Guillermo Gómez-Peña screening • Rancho Shampoo performance
July 20, 2023, at MCASD

700 Prospect St., La Jolla, CA 92037
5:00 - 7:00 pm in Jacobs Hall
FREE for MCASD’s Third Thursday


Our ongoing partnership with MCASD responds to works on display, presenting rare artist videos and live performances. July’s collaboration responds to Celia Àlvarez Muñoz, featuring video work by Guillermo Gómez-Peña, Adriene Jenik, Roberto Sifuentes (El Naftazteca: Cyber-Aztec TV for 2000 A.D.) and a performance by Rancho Shampoo.
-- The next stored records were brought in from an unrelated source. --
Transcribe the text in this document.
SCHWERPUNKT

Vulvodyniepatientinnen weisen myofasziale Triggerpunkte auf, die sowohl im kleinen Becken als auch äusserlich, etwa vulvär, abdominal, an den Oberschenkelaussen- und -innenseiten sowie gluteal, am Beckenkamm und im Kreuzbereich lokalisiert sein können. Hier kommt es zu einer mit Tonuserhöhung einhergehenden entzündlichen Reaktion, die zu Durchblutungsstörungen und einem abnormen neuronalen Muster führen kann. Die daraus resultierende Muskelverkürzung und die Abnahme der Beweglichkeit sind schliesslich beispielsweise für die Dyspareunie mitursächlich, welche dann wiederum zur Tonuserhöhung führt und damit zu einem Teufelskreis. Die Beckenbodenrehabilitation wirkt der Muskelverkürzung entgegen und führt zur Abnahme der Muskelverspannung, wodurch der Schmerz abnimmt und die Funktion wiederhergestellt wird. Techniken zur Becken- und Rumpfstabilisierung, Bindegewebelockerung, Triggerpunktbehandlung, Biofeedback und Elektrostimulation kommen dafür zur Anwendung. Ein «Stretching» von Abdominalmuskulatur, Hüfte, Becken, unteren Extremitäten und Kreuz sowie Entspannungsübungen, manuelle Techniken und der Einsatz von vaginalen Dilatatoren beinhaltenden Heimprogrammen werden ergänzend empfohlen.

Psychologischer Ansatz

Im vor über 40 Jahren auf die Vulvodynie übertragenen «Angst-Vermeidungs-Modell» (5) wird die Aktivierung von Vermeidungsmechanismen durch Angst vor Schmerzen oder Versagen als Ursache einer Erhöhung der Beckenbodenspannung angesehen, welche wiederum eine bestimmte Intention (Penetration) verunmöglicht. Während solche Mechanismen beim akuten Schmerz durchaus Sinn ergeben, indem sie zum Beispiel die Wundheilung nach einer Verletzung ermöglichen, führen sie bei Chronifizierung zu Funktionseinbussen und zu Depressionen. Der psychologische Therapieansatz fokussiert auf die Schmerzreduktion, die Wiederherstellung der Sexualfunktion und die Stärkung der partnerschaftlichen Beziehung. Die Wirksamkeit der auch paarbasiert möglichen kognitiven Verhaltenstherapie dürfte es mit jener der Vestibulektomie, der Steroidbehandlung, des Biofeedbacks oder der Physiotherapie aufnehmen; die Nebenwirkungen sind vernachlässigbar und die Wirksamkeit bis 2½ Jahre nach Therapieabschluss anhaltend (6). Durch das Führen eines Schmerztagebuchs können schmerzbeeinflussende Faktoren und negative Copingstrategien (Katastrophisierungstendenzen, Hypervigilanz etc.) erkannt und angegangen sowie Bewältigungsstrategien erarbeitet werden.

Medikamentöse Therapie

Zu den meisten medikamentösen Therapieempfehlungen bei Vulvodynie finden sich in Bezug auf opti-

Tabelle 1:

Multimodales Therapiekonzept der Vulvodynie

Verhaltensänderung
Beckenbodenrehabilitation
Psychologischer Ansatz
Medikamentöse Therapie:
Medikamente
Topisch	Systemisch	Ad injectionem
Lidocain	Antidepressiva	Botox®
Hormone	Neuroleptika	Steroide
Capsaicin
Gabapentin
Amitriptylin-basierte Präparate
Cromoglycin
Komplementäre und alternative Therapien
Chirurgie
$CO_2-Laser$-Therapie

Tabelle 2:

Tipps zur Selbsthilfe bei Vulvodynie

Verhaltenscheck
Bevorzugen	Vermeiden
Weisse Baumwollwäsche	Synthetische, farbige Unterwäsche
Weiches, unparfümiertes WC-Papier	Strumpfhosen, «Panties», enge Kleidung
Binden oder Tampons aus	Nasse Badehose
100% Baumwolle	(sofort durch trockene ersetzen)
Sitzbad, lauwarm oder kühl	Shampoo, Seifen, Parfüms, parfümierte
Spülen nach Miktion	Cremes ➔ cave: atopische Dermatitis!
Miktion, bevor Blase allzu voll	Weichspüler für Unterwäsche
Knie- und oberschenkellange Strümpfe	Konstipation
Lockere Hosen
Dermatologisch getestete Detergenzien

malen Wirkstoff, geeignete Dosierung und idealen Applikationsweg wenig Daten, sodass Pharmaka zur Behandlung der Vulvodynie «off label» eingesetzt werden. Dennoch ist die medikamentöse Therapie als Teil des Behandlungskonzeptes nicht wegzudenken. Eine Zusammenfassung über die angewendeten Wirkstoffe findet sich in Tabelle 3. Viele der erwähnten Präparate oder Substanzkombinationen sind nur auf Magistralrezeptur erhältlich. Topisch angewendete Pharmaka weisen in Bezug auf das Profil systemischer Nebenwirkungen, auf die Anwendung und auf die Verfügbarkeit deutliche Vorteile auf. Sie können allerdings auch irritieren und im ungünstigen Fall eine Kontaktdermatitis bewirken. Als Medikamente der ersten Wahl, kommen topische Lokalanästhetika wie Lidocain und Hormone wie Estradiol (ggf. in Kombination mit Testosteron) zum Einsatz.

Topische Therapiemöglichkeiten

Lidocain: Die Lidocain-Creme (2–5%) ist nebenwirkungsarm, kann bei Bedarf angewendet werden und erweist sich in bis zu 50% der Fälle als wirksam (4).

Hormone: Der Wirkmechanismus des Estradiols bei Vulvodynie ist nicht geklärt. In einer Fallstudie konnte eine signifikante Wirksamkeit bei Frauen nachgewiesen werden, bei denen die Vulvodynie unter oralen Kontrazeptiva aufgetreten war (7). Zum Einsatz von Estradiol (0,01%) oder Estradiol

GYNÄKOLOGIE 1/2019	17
El Naftazteca: Cyber-Aztec TV for 2000 A.D.
Guillermo Gómez-Peña, Adriene Jenik, Roberto Sifuentes

(1995, 58 min, color, sound, video)

Interrupting the nightly news in an act of guerrilla television, Gómez-Peña returns to the persona of a Chicano-Aztec veejay—"The Mexican who talks back, the illegal Mexican performance artist with state of the art technology"—to elaborate the complications of American identity. This post-NAFTA Cyber Aztec pirate commandeers the television signal from his underground "Vato bunker", where virtual reality meets Aztec ritual. Gómez-Peña embodies the doubly radical Chicano performance artist, delivering radical ideas through a radical form of entertainment.
Rancho Shampoo & the Indian Dub Orchestra

Guillermo Estrada (Rancho Shampoo) holds a BA in History and an MFA from UCSD in Visual Art. Within the visual arts, his work is developed between the performative, music, and film. He is co-founder of the festival "Doña Pancha Fest" and Director of the audiovisual project "La Catedral del Underground.”

Rancho Shampoo and the Indian Dub Orchestra (Guillermo Estrada, Rubén Alonso Tamayo, Rodo Ibarra, Julián González, David Bautista Toledo) is a group of “Aliendígenas” from the border regions of California and Mexico. This experimental musical performance explores identities through the concept of aliendigenismo, or the shifting/transcendance of a person or group through real and spiritual borders, territories, physical bodies, and realities. Rancho Shampoo was recently included in the 2023 MexiCali Biennial, "Land of Milk & Honey" at The Cheech Marin Center for Chicano Art, Culture & Industry.